The airline says it has carried around 250,000 passengers on 2,000 flights, and that 21 of its 39 Boeing 737s were back in service last month.

Tuifly aircraft parked at Hannover during Covid

Source: Shutterstock

Flights are being operated from 10 airports across Germany and Switzerland to holiday destinations within the EU. Among the most popular destinations are Spanish islands Majorca and Fuerteventura and Greek islands Crete, Kos und Rhodes, TUIfly notes.

Weekly flights to Turkish destination Dalaman from Dusseldorf, Frankfurt and Hannover are scheduled to begin on 28 November. The airline says it intends to resume services to Egypt and Cape Verde as soon as government travel warnings for these locations have been lifted.

“The aim is to be able to offer more than half of the originally planned capacity [for the summer 2020 schedule] in the coming months.”

TUIfly Germany managing director Oliver Lackmann acknowledges that safety measures – including facial masks, staggered boarding and disembarkation, and changed in-flight service – have demanded “unusual flexibility” from passengers and crews. But he asserts that the measures have become routine and that customer satisfaction is “very good”.

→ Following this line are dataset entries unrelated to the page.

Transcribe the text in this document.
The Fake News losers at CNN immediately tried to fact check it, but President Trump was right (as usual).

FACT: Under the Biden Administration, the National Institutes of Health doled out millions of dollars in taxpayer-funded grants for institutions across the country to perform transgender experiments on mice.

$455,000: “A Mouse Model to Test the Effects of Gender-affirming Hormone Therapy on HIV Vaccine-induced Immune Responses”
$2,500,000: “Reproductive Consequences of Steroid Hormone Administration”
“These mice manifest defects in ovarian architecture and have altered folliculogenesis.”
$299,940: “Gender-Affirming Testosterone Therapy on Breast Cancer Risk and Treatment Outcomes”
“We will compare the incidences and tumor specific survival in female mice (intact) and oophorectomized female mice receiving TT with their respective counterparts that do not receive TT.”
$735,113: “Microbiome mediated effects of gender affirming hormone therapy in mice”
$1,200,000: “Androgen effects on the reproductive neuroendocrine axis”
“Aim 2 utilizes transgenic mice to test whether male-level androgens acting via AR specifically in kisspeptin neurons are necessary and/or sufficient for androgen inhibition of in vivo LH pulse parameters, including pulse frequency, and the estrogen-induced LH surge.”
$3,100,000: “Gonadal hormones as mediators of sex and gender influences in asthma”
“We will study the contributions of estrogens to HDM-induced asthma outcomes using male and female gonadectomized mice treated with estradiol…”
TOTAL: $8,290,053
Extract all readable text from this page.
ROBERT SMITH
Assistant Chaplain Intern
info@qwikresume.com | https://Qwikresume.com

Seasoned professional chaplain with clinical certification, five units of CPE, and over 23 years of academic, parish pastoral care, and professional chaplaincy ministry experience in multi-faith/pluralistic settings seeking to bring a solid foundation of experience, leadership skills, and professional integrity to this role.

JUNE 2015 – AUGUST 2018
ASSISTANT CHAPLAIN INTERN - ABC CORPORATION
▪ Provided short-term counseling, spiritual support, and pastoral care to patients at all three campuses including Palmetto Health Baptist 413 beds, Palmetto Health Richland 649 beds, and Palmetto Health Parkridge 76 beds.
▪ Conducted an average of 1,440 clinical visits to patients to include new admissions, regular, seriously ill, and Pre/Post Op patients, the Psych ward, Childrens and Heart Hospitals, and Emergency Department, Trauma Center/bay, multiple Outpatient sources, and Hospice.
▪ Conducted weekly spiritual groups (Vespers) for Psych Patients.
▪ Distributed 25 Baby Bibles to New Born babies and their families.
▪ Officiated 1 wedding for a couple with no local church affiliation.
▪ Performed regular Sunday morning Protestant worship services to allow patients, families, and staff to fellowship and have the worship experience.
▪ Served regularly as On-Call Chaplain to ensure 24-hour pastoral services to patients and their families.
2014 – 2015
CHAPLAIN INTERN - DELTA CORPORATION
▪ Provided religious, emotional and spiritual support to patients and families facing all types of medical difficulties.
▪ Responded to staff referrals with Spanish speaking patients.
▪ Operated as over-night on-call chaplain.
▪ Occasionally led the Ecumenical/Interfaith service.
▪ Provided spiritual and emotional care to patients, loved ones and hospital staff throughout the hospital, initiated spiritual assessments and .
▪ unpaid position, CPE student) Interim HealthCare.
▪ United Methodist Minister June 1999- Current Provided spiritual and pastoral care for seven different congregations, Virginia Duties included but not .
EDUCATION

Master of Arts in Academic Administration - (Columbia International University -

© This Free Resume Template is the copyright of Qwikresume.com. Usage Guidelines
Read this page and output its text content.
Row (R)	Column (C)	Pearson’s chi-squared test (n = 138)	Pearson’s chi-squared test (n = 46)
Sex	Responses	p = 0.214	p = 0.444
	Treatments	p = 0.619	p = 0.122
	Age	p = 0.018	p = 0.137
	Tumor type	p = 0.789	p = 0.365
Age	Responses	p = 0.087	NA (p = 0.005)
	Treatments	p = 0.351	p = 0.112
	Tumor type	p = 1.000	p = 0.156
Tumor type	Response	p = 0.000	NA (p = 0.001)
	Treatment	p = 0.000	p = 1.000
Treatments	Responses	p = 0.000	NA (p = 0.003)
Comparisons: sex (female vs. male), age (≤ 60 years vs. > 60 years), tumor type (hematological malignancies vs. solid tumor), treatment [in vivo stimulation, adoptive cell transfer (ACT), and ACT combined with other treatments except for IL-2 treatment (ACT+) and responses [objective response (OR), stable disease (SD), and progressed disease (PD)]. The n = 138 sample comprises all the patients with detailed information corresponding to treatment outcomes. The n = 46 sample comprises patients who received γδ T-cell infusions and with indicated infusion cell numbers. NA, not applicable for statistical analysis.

He adds: “The load factor of our flights… shows that many guests were eagerly awaiting their vacation on Europe’s sunny beaches.”

TUIfly notes it has extended aircraft ground times to an hour to accommodate slower boarding and disembarkation, and that fleet deployment is “generously calculated” to ensure “possible delays can be absorbed”.

In June, TUIfly disclosed a plan to halve its fleet and cut crew, technical and administrative jobs in an effort to “adjust the size of the airline to a healthy and future-proof level” in response to the coronavirus crisis.

The Hannover-based airline is one of five European operators within TUI Group, and carried 7.9 million passengers in 2019, it says.

TUI previously disclosed its intent to bring all of its airlines within a single Hannover-based company to centralise the flight division.